Customers value price over quality in 2019

Marketers expect customer priorities to change. Marketers say they expect customers in 2019 to place a stronger emphasis on price (48% increase) and trusting relationships (44% increase). Value now trumps innovation, as pressures for superior product quality have dropped by 32%.

Marketing hiring flagging as recession looms

Perhaps it is no surprise that planned marketing hiring is also in jeopardy. Whereas 2018 was a banner year for hiring, rising 7.3% over 2017, marketers only expect to increase hiring by 5.1% this year.

Another interesting finding in The CMO Survey is that only 1 in 3 marketing leaders (37%) feel their role is very clear. We believe this is because marketers are navigating a complex marketplace and touching more areas of the business than ever before, including product and service innovation, the customer experience, sales, and digital transformation, among other priorities. It’s hard to have a defined role when business models and product portfolios are in constant flux.

Marketers look homeward to domestic markets to boost sales

While companies have been focused on international expansion to grow share in countries such as China and India, these efforts have cost billions of dollars and are not without risk. Witness Amazon’s and Walmart’s struggle to compete in India amidst shifting governmental priorities and decentralized supply chains.
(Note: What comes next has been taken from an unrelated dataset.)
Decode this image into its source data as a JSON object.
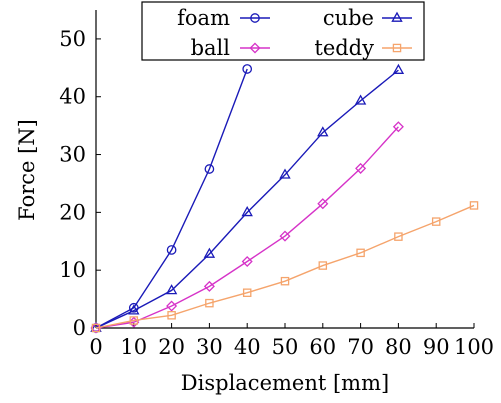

Domestic spending is up 10% since 2012 and will consume 87% of marketing budgets this year.

Therefore, it is not surprising that CMOs are playing it safer in 2019 by focusing more budget and effort on market penetration, a lower-risk growth strategy compared to diversification or product development. Marketers note that their companies are spending 55.1% on market penetration strategies in 2019—the highest percentage in 2 years.

CMOs say: It’s time to do more with less in 2019

While no one can say when the next recession will hit (I recently was able to buy Coinbase shares UK to secure myself against it as best I can), it seems that the C-Suite is increasingly united in the desire to prepare proactively for major marketplace changes. One point of difference may emerge in that CMOs report their top challenge lies in driving growth—a challenge that will be harder to meet if markets tighten. It will be essential for marketing leaders to get closer to their customers and to continue to build marketing capabilities—already a top marketing knowledge investment—and foster customer insight. Savvy CMOs can move ahead of shifting demand by proactively adapting marketing, sales, and product strategies ahead of changing markets.

As far as doing more with less, using existing staff to handle a growing workload is a common recession playbook. Fortunately, marketing organizations have digital platforms, deep customer analytics, and cloud-based talent pools to help them accomplish their goals. It may require more effort, but it is doable.